UNLABELLED: Although ultraviolet (UV) radiation is used to treat several types of diseases, including rickets, psoriasis, eczema, and jaundice, the prolonged exposure to its radiation may result in acute and chronic health effects particularly on the skin, eyes, and the immune system. AIM: This study was carried out to show the effect of UV on both of the lymphoproliferative response and their capacity to produce IL-12 and IL-10 in mice. METHODS: Mice were exposed to whole body UVB and tested for the effect of recovery times on lymphocyte proliferation and cytokine production. In addition, direct irradiation of spleens and lymphocyte suspension was carried out. Basal and mitogens-stimulated lymphocyte proliferation was assessed by MTT assay while IL-10 and IL-12 were measured using ELISA. RESULTS: There was a significant suppression in lymphocyte proliferation in comparison with control. IL-12 level was significantly reduced while the level of IL-10 was increased. Con A and PWM mitogens had no significant changes in IL-10 while Con A caused a highly significant increase in IL-12 at day 6 of recovery in UVB body irradiation. CONCLUSION: Exposure to UVB radiation could cause a state of immune suppression and shifts Th1/Th2 cell response. This effect is closely associated with the reduction of Th1 cytokines' expression and increase in Th2 cytokines' levels.

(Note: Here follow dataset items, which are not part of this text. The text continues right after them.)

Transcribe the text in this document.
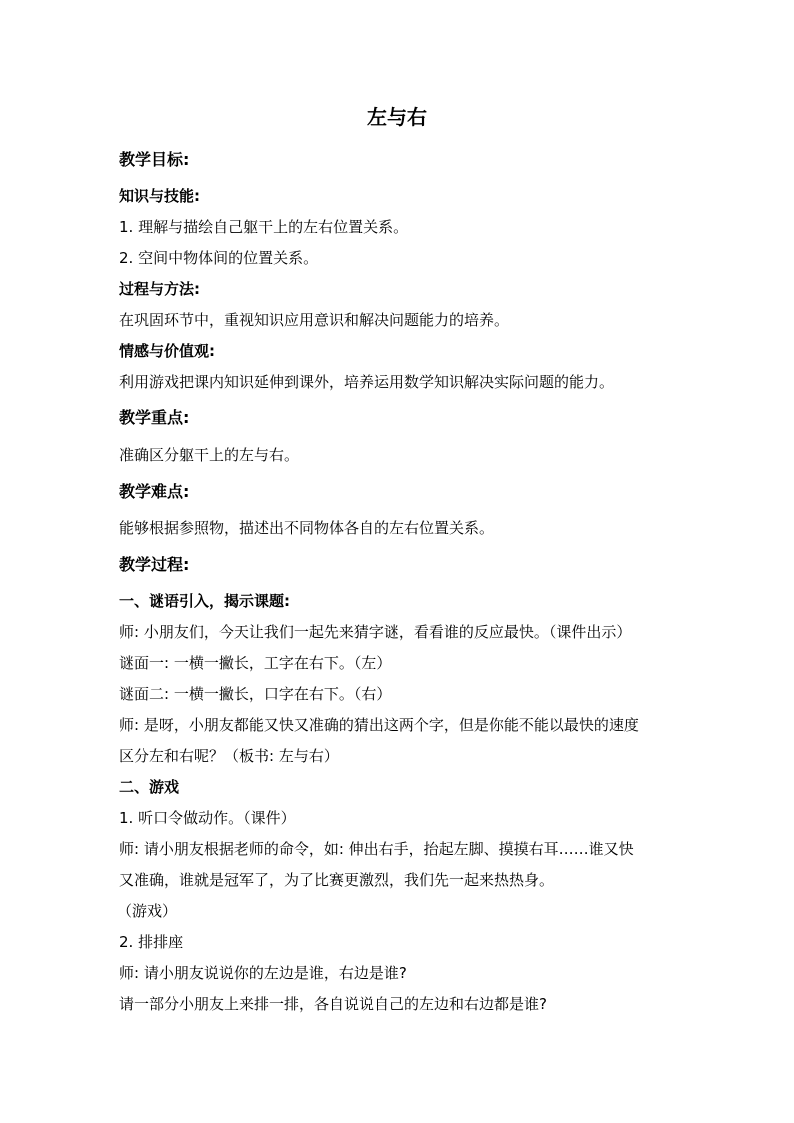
左与右
教学目标:
知识与技能:
1. 理解与描绘自己躯干上的左右位置关系。
2. 空间中物体间的位置关系。
过程与方法:
在巩固环节中，重视知识应用意识和解决问题能力的培养。
情感与价值观:
利用游戏把课内知识延伸到课外，培养运用数学知识解决实际问题的能力。
教学重点:
准确区分躯干上的左与右。
教学难点:
能够根据参照物，描述出不同物体各自的左右位置关系。
教学过程:
一、谜语引入，揭示课题:
师: 小朋友们，今天让我们一起先来猜字谜，看看谁的反应最快。（课件出示）
谜面一: 一横一撇长，工字在右下。（左）
谜面二: 一横一撇长，口字在右下。（右）
师: 是呀，小朋友都能又快又准确的猜出这两个字，但是你能不能以最快的速度
区分左和右呢？（板书: 左与右）
二、游戏
1. 听口令做动作。（课件）
师: 请小朋友根据老师的命令，如: 伸出右手，抬起左脚、摸摸右耳……谁又快
又准确，谁就是冠军了，为了比赛更激烈，我们先一起来热热身。
（游戏）
2. 排排座
师: 请小朋友说说你的左边是谁，右边是谁?
请一部分小朋友上来排一排，各自说说自己的左边和右边都是谁?
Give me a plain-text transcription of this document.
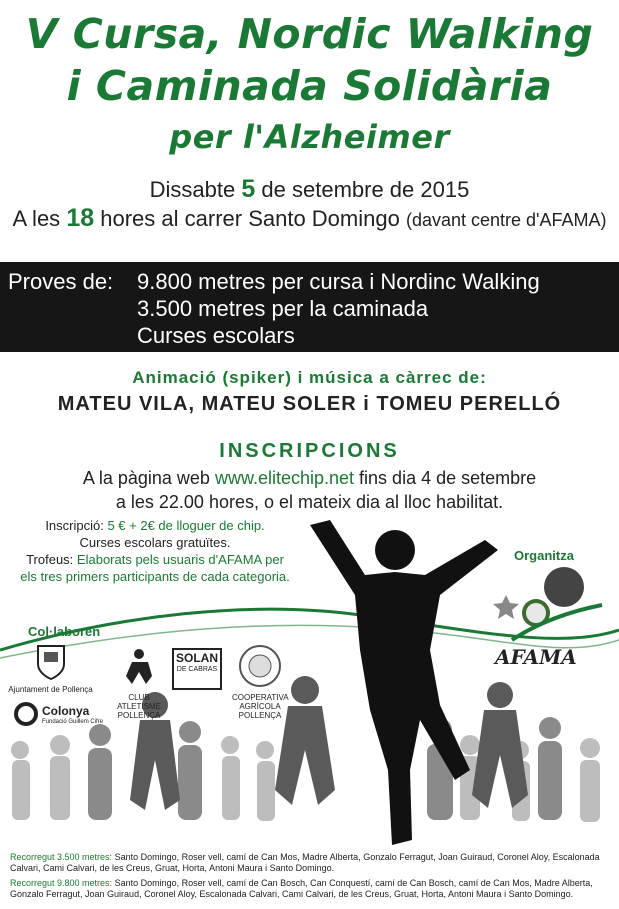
V Cursa, Nordic Walking
i Caminada Solidària
per l'Alzheimer
Dissabte 5 de setembre de 2015
A les 18 hores al carrer Santo Domingo (davant centre d'AFAMA)
Proves de: 9.800 metres per cursa i Nordinc Walking
3.500 metres per la caminada
Curses escolars
Animació (spiker) i música a càrrec de:
MATEU VILA, MATEU SOLER i TOMEU PERELLÓ
INSCRIPCIONS
A la pàgina web www.elitechip.net fins dia 4 de setembre
a les 22.00 hores, o el mateix dia al lloc habilitat.
Inscripció: 5 € + 2€ de lloguer de chip.
Curses escolars gratuïtes.
Trofeus: Elaborats pels usuaris d'AFAMA per els tres primers participants de cada categoria.
Organitza
AFAMA
Col·laboren
Ajuntament de Pollença
CLUB ATLETISME POLLENÇA
SOLAN
DE CABRAS
COOPERATIVA AGRÍCOLA POLLENÇA
Colonya
Fundació Guillem Cifre
Recorregut 3.500 metres: Santo Domingo, Roser vell, camí de Can Mos, Madre Alberta, Gonzalo Ferragut, Joan Guiraud, Coronel Aloy, Escalonada Calvari, Cami Calvari, de les Creus, Gruat, Horta, Antoni Maura i Santo Domingo.
Recorregut 9.800 metres: Santo Domingo, Roser vell, camí de Can Bosch, Can Conquestí, camí de Can Bosch, camí de Can Mos, Madre Alberta, Gonzalo Ferragut, Joan Guiraud, Coronel Aloy, Escalonada Calvari, Cami Calvari, de les Creus, Gruat, Horta, Antoni Maura i Santo Domingo.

Effect of murine exposure to gamma rays on the interplay between Th1 and Th2 lymphocytes.

Gamma radiation radiotherapy is one of the widely used treatments for cancer. There is an accumulating evidence that adaptive immunity is significantly contributes to the efficacy of radiotherapy. This study is carried out to investigate the effect of gamma rays on the interplay between Th1/Th2 response, splenocyte lymphoproliferative response to polyclonal mitogenic activators and lymphocytic capacity to produce IL-12 and IL-10 in mice. Results showed that exposure of intact spleens to different doses of γ-rays (5, 10, 20 Gy) caused spontaneous and dose-dependent immune stimulation manifested by enhanced cell proliferation and elevated IL-12 production with decreased IL-10 release (i.e., Th1 bias). While exposure of splenocytes suspension to different doses of γ-rays (5, 10, 20 Gy) showed activation in splenocytes stimulated by PWM at 5 Gy then a state of conventional immune suppression that is characterized by being dose-dependent and is manifested by decreased cell proliferation and IL-12 release accompanied by increase in IL-10 production (i.e., Th2 bias). In addition, we investigated the exposure of whole murine bodies to different doses of γ-rays and found that the exposure to low dose γ-rays (0.2 Gy) caused a state of immune stimulation terminated by a remarkable tendency for immune suppression. Exposure to 5 or 10 Gy of γ-rays resulted in a state of immune stimulation (Th1 bias), but exposure to 20 Gy showed a standard state of immune suppression (Th2 bias). The results indicated that apparently we can control the immune response by controlling the dose of γ-rays.